Amongst the essential/excepted list are over 15,000 air traffic controllers. Thirty-two years ago, over 11,000 controllers risked their jobs (and lost them all) in an illegal strike against undue workplace stress. Should the controllers responsible for 744,000,000 lives each year walk (or sick out) on account of being forced to work without compensation, who could blame them? I asked a colleague how he would react to being required to work for free, and his response was quick and unequivocal: BURN IT DOWN.
Never fear, Congressional Republicans, the shutdown will never reach October 15th (unless your caucus is suicidal). Consider Stan Collender’s timeline:
As I said 10 days ago, I’m projecting that the shutdown will last at least a week because it will take that long for the impact of the shutdown to start to be felt and, therefore, to make ending it more politically acceptable.
Consider the following:
1. The impact of the shutdown will barely start to be felt by noon today for the reasons noted above. There likely will even be some silly public statements by some elected officials that the shutdown is having no effect whatsoever.

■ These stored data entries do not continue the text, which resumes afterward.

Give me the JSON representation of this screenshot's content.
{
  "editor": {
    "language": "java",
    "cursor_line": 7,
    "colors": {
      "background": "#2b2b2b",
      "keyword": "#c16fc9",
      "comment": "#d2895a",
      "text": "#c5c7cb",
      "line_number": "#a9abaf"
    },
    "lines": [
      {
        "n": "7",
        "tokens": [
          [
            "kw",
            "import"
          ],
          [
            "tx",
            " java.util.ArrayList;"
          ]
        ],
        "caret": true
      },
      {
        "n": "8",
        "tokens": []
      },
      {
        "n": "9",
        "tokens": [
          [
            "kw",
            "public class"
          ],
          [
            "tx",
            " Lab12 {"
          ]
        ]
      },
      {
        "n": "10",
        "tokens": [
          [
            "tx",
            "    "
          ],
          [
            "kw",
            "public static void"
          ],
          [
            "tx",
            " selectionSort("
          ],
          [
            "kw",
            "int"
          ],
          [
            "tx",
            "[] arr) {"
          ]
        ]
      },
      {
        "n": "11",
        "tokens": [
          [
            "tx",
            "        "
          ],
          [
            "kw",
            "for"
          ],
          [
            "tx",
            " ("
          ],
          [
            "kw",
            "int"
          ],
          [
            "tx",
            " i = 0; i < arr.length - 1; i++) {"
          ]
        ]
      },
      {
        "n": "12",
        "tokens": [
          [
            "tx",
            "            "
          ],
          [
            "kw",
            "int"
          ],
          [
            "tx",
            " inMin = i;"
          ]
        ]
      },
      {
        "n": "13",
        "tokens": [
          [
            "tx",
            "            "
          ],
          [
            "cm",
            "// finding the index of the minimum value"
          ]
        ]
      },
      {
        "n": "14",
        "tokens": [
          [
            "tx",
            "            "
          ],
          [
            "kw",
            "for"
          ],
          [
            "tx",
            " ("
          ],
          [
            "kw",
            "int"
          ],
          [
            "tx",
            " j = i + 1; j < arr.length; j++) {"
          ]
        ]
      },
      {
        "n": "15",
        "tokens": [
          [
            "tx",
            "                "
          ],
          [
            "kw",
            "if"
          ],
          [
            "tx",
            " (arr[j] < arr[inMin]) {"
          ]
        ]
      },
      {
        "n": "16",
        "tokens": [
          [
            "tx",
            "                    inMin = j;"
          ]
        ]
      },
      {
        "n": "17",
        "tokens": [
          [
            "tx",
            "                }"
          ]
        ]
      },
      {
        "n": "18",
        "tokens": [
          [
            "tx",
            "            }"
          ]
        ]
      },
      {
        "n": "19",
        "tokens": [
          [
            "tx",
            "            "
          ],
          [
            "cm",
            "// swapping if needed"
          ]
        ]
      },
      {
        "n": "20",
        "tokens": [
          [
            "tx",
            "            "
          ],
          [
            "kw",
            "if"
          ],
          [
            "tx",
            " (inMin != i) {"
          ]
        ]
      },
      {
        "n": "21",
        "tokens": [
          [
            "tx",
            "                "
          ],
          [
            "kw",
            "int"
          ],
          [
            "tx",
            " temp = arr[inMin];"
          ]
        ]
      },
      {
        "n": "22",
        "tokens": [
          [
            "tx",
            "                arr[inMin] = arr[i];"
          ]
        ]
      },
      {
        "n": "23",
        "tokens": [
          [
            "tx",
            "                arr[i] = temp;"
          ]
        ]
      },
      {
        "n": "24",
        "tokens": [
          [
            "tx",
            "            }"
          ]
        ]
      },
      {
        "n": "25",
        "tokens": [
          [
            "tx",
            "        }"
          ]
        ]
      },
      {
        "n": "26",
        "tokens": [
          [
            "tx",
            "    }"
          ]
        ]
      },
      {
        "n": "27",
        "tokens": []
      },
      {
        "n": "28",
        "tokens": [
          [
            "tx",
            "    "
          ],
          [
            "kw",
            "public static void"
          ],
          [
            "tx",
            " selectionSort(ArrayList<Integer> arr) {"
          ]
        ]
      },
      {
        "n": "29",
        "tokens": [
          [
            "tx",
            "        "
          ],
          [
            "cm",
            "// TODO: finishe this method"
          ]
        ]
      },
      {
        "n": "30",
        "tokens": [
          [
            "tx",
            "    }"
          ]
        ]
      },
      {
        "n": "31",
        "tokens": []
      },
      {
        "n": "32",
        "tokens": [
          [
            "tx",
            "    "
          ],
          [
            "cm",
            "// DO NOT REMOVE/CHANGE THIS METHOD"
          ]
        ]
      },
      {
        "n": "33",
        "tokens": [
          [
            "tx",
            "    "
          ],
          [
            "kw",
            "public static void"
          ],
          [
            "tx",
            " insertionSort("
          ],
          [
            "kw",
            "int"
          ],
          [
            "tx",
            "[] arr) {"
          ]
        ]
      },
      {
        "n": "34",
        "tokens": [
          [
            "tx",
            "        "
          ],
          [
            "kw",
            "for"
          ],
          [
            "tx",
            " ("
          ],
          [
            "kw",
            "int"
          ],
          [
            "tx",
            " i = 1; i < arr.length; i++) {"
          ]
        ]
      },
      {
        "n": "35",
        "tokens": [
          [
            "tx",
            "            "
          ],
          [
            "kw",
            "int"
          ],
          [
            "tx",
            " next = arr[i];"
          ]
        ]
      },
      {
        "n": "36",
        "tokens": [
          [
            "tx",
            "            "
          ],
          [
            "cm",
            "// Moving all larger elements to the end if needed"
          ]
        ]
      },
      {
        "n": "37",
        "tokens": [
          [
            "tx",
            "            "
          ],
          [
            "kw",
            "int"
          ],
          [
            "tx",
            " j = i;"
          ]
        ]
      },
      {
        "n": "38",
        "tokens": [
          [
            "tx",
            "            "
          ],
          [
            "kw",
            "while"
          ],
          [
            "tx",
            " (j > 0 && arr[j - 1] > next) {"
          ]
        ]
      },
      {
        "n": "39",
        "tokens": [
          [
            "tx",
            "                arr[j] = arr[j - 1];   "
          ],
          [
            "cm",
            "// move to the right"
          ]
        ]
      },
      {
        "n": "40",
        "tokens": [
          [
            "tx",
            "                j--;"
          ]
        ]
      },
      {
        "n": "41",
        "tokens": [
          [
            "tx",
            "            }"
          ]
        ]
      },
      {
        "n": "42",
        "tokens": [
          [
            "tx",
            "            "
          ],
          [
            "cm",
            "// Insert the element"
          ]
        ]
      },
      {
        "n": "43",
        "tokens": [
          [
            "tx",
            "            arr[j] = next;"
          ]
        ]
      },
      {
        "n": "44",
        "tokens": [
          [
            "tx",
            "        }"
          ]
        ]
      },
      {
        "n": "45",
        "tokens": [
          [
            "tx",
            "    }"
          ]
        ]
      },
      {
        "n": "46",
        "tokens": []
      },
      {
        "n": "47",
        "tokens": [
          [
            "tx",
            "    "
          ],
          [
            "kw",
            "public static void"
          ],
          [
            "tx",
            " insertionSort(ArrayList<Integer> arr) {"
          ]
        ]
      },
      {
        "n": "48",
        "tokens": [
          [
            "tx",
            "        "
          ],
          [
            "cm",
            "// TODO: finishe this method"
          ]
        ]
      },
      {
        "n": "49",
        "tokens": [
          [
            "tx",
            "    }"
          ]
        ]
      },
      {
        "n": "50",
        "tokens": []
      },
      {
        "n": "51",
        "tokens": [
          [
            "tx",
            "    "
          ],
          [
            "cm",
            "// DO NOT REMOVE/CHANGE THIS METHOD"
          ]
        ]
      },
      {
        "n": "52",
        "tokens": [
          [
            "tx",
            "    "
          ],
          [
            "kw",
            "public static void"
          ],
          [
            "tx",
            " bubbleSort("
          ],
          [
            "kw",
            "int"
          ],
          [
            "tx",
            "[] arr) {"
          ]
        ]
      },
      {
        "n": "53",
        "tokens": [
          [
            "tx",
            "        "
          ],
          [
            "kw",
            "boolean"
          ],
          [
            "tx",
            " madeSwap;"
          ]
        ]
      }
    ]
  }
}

2. From noon today until the close of business on Wednesday, there will be more amusement with the spectacle of the shutdown — such as video of federal employees leaving their buildings, “closed” signs on department offices, people being turned away from national parks, less traffic on the roads in areas with high concentrations of federal employees — than inconvenience with the lack of government services.
3. The inconvenience and, therefore, frustration, will grow steadily through the week. It will subside a bit over the weekend when most federal agencies are closed anyway and few people typically have any dealings with them. National parks and recreation areas will be obvious exceptions.
4. As the weekend comes to a close, the frustration will change to anger as anyone who works for or needs to deal with the government realizes that they are facing another week without a paycheck, an answer to their question, a tax refund, an invoice payment, access to the campsite they reserved a year ago at Yosemite or Yellowstone, etc.
5. This is the point at which there will start to be real pressure on members of Congress as the impact of the shutdown finally hits home for many people and the prospect of lost wages and less business becomes a reality.
6. This is also the point that contractors and businesses that rely indirectly on the federal government — like the restaurants across the street from the big IRS facility in Fresno and the suppliers those restaurants use for everything from napkins to hamburgers — start to realize how much this could hurt them if it’s not resolved soon. Many will tell employees to stay home and those that get paid by the day will suffer.
7. Assuming the Democrats stay as united as they have been the past week, only 16 House Republicans will need to feel this pressure from their voters. When that happens, House Speaker John Boehner (R-OH) will have a tougher time convincing his members to stay together.
8. And that’s the point at which at least a short-term break in the shutdown will be politically acceptable, or possibly even mandatory.
Congratulations, Congressional Republicans. In your ceaseless quest to seek out more leverage against the foes you wish to vanquish, you find yourselves in the enviable position of having absolutely no leverage at all.